Patrizia Fausti dice
Non sono d’accordo. Non penso che sia il lavoro ad avere abbrutito e reso privo di senso il modello di società consumistica. È vero che dovrebbe essere fatto nel rispetto dei diritti di chi lavora e dovrebbe essere organizzato in modo da rendere più vivibile la vita. Ma non riesco proprio a considerare la mancanza di un’ occupazione, di un’attività lavorativa come qualcosa di positivo per chi come me vive in questa società.
Luca dice
Cara Patrizia, partiamo dall’assunto che il lavoro, inteso come lo intendiamo noi, è un furto. Tu lavori 100 e vieni pagata 30 (se va bene) perché 70 se lo prendono i padroni e lo stato, in cambio di servizi (scadenti). Continuiamo con un altro assunto e cioè che il lavoro così come lo conosciamo noi è destinato a scomparire, il 90% dei lavori che oggi facciamo verranno fatti da macchine ed è impensabile che 10miliardi di esseri umani siano tutti economisti o ingegneri o “artisti”. Quindi bisogna pensare ad una società senza lavoro perché noi non la vedremo ma fra qualche secolo (forse meno) sarà così. Quello che noi possiamo fare oggi è affrancarci dalla schiavitù del consumismo, se possiamo dobbiamo scegliere di lavorare meno, guadagnare meno e spendere meno. A cosa serve accumulare ricchezze, Comprare case, Gadget tecnologici se poi ciò che resta dello stipendio dobbiamo spenderlo in antidepressivi o medicinali contro patologie legate allo stress?L’articolo è sicuramente molto provocatorio ed esagerato ma sono d’accordo sul fatto che bisogna uscire dall’ottica del “lavoro nobilita l’uomo”. Lo studio nobilita l’uomo, l’arte nobilita l’uomo, la solidarietà nobilità l’uomo, l’amore nobilita l’uomo,la meditazione nobilita l’uomo……non il lavoro.
Luca dice
Sono parzialmente d’accordo.

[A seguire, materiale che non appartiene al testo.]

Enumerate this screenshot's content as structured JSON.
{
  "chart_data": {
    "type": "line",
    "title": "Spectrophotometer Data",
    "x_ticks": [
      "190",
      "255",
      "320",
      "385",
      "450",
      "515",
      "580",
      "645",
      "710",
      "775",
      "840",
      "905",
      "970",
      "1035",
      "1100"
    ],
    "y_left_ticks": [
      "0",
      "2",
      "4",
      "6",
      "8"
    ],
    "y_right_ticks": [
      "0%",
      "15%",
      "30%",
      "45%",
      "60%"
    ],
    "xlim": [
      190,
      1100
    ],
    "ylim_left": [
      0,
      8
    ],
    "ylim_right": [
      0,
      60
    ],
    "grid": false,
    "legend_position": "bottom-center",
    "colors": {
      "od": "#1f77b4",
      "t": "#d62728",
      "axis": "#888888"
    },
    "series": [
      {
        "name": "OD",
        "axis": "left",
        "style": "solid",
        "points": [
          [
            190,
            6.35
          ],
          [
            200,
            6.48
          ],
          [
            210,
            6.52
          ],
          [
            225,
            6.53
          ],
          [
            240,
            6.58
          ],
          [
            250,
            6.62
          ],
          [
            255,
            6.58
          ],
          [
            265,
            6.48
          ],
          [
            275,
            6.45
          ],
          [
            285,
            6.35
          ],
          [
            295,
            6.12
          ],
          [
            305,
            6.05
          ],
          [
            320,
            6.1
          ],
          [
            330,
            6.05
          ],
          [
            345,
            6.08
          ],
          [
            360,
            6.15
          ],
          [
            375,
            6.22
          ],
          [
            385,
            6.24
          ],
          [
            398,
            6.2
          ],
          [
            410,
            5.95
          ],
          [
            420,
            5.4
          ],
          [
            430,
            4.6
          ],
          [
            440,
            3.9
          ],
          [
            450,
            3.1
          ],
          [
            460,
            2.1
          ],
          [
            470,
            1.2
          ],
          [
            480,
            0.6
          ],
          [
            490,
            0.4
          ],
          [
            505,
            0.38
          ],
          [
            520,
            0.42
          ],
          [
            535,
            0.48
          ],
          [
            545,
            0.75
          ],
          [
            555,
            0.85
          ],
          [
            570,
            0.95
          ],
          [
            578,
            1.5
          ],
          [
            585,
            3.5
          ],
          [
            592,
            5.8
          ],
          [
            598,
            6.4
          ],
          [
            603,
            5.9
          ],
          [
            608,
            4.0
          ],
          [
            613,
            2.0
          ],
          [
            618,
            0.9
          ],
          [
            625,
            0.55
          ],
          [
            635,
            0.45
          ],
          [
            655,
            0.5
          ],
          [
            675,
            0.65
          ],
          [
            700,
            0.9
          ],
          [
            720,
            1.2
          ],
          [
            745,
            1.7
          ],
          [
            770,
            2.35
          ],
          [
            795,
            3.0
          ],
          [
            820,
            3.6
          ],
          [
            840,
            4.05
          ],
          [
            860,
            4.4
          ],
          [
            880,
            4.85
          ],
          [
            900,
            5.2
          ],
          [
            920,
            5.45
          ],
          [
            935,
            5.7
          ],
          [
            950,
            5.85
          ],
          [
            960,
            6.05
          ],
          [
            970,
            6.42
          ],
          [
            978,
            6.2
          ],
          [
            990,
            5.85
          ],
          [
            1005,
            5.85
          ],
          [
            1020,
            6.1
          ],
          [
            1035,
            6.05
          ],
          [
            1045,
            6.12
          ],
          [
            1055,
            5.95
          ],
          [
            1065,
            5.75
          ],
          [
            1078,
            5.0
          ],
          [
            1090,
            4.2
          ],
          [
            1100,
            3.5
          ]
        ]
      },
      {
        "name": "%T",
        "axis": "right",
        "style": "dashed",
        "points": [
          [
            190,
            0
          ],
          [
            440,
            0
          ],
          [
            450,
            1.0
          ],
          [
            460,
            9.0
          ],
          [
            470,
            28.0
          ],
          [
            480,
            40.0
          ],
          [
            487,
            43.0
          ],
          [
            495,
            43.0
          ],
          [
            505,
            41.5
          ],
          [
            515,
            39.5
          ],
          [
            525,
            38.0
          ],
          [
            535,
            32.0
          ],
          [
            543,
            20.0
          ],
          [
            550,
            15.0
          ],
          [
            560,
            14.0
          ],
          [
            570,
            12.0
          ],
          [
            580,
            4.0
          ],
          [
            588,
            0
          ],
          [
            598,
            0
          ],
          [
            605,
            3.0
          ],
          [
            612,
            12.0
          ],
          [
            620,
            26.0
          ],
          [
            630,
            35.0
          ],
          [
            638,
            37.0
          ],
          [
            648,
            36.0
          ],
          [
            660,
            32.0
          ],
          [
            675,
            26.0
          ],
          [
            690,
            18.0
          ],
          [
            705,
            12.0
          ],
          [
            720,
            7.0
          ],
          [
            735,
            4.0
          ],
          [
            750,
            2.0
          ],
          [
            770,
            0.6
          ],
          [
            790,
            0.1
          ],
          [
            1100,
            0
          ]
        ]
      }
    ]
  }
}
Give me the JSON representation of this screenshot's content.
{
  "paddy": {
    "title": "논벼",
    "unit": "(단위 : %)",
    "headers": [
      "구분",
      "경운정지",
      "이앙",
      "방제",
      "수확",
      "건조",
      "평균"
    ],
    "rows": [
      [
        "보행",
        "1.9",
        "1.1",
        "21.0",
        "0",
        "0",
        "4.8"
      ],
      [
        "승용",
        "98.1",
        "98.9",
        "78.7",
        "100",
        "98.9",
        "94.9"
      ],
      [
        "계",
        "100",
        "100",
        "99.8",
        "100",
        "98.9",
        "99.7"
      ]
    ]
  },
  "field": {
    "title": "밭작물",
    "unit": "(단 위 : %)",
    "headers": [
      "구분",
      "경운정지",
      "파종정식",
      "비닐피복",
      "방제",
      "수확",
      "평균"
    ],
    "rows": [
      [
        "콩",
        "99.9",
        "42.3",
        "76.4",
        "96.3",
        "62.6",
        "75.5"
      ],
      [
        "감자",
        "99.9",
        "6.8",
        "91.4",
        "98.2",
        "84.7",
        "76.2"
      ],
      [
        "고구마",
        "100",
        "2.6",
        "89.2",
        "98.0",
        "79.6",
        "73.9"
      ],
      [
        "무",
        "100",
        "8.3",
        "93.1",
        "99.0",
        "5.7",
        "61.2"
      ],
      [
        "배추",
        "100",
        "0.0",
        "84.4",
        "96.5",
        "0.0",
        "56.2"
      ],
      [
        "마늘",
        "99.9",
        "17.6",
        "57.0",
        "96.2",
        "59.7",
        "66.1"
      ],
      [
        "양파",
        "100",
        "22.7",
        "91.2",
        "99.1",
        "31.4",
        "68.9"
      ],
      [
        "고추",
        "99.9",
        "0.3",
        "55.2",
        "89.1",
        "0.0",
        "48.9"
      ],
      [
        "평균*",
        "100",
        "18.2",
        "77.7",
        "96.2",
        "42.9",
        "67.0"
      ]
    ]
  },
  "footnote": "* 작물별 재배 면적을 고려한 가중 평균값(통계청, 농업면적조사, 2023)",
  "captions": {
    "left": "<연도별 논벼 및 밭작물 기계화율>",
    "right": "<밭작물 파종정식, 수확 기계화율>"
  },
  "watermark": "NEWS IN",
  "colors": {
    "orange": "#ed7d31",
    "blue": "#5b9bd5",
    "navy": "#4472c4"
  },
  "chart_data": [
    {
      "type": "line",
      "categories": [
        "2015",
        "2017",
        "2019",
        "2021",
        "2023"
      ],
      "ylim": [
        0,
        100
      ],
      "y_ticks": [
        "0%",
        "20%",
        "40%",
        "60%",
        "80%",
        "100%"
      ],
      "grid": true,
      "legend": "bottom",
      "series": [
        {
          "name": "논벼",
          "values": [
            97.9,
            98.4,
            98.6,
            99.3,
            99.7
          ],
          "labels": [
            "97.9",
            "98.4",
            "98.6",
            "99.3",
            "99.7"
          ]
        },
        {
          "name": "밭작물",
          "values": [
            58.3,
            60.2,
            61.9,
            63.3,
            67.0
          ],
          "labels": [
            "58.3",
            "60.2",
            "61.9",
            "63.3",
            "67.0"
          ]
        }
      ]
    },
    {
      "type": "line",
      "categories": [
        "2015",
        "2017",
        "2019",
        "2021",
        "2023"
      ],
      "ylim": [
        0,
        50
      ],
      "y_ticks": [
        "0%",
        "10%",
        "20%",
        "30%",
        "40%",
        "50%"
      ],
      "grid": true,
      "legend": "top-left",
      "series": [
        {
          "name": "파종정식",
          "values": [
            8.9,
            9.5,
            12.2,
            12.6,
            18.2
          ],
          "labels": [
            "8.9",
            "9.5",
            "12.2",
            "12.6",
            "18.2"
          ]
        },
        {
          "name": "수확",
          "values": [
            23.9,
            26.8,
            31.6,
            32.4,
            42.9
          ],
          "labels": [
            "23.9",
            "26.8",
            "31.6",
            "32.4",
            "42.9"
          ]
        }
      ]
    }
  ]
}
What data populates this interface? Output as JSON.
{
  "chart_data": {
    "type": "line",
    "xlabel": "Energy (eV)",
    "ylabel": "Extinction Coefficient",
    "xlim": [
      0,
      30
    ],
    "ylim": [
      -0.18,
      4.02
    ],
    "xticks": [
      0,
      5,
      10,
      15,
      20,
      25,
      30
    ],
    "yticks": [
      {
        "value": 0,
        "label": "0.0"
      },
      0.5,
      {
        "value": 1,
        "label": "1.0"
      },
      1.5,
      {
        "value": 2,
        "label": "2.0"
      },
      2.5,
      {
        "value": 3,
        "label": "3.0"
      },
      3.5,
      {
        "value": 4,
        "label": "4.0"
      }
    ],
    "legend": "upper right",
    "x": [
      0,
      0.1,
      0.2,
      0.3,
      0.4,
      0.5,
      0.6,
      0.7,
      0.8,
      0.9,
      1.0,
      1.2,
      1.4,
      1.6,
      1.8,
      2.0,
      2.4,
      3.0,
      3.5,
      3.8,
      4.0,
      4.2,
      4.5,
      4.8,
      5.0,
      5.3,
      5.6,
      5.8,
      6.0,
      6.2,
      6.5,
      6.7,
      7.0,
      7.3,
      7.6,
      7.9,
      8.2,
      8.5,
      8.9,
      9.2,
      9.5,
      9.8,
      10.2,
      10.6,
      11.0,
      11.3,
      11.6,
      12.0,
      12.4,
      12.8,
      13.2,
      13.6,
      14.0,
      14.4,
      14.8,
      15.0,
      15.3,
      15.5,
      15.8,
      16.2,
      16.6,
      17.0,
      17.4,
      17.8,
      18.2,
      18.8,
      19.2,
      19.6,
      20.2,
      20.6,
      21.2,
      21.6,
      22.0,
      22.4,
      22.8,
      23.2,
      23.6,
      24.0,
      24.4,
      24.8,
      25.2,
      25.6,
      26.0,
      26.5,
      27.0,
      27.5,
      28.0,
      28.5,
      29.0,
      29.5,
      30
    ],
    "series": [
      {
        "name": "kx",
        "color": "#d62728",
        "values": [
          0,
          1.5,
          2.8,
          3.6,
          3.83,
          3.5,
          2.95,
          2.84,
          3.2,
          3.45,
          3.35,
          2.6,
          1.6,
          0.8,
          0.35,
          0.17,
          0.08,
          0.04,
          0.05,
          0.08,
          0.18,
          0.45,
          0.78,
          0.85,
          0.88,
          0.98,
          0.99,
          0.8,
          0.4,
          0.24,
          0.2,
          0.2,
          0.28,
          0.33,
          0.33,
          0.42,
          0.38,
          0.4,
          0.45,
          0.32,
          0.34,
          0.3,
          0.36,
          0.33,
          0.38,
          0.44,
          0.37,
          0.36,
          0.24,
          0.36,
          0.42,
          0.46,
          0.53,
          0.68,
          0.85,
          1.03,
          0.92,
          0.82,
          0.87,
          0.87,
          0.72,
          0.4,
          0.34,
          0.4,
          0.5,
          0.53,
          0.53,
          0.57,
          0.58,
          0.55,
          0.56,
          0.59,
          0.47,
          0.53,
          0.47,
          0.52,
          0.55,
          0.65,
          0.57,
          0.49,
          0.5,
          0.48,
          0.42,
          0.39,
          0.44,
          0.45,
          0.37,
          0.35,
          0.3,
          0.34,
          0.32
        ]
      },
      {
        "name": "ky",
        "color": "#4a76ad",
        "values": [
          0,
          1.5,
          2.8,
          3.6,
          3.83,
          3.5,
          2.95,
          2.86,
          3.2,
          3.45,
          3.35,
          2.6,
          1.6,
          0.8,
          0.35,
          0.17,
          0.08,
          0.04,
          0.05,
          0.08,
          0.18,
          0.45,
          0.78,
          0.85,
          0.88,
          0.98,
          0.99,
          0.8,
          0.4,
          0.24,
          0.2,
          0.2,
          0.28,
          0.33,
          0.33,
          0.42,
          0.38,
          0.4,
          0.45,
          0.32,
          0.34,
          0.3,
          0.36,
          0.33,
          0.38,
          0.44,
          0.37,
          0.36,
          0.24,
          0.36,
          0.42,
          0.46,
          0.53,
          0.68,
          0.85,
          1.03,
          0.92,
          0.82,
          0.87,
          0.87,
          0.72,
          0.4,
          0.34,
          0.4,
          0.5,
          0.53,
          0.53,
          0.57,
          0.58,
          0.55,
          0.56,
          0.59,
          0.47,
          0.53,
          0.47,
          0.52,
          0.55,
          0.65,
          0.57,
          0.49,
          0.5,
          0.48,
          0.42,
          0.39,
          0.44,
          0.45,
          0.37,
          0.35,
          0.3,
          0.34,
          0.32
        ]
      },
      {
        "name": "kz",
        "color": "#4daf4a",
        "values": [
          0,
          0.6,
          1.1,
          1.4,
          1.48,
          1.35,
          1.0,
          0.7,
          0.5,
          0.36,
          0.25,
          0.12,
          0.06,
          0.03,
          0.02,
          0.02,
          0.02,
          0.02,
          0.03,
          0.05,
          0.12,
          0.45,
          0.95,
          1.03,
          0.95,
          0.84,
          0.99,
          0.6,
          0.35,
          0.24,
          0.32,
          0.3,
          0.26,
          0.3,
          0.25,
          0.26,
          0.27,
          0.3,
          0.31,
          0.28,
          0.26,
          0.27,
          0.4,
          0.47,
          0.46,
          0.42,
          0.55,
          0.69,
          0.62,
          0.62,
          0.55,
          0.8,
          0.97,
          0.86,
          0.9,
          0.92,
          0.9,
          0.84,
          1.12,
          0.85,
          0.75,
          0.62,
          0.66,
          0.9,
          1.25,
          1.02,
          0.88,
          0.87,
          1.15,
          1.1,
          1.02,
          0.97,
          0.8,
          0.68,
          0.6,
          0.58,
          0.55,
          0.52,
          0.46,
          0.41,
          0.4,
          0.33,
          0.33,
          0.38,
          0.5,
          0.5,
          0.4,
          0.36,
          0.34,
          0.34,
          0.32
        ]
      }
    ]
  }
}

Chi declama verità assolute ha la pancia abbastanza piena per farlo. Chi vive da proletario, schiavo del sistema capitalistico ed ha bisogno di un reddito per vivere (non ci sono mamma e papà che pagano) non può tanto facilmente lasciarsi andare a ragionamenti di questo tipo. Bisognerebbe iniziare una rivoluzione culturale che spinga a lavorare meno, a ridistribuire la ricchezza, a contare di più sulla solidarietà e di meno sul mercato ma questo implica tante rinunce e non so quanta gente è disposta a rinunciare a tante cose. Io non ho una macchina, non ho una casa (sono in affitto) e il mio salario mi serbe semplicemente per vivere. Ho chiesto volontariamente di passare da un full-time ad un part-time da 1600euro a 1100euro al mese, con questo salario io vivo ma non costruisco niente per il futuro e non posso permettermi surplus (smartphone ultima generazione o cose del genere). Quanti di voi già lo fanno? Quanti di voi sono serimante disposti a fare un piccolo passo del genere? Non serve tornare all’età della pietra, basta semplicemente iniziare ad alzare il piede dall’acceleratore e iniziare a frenare dolcemente.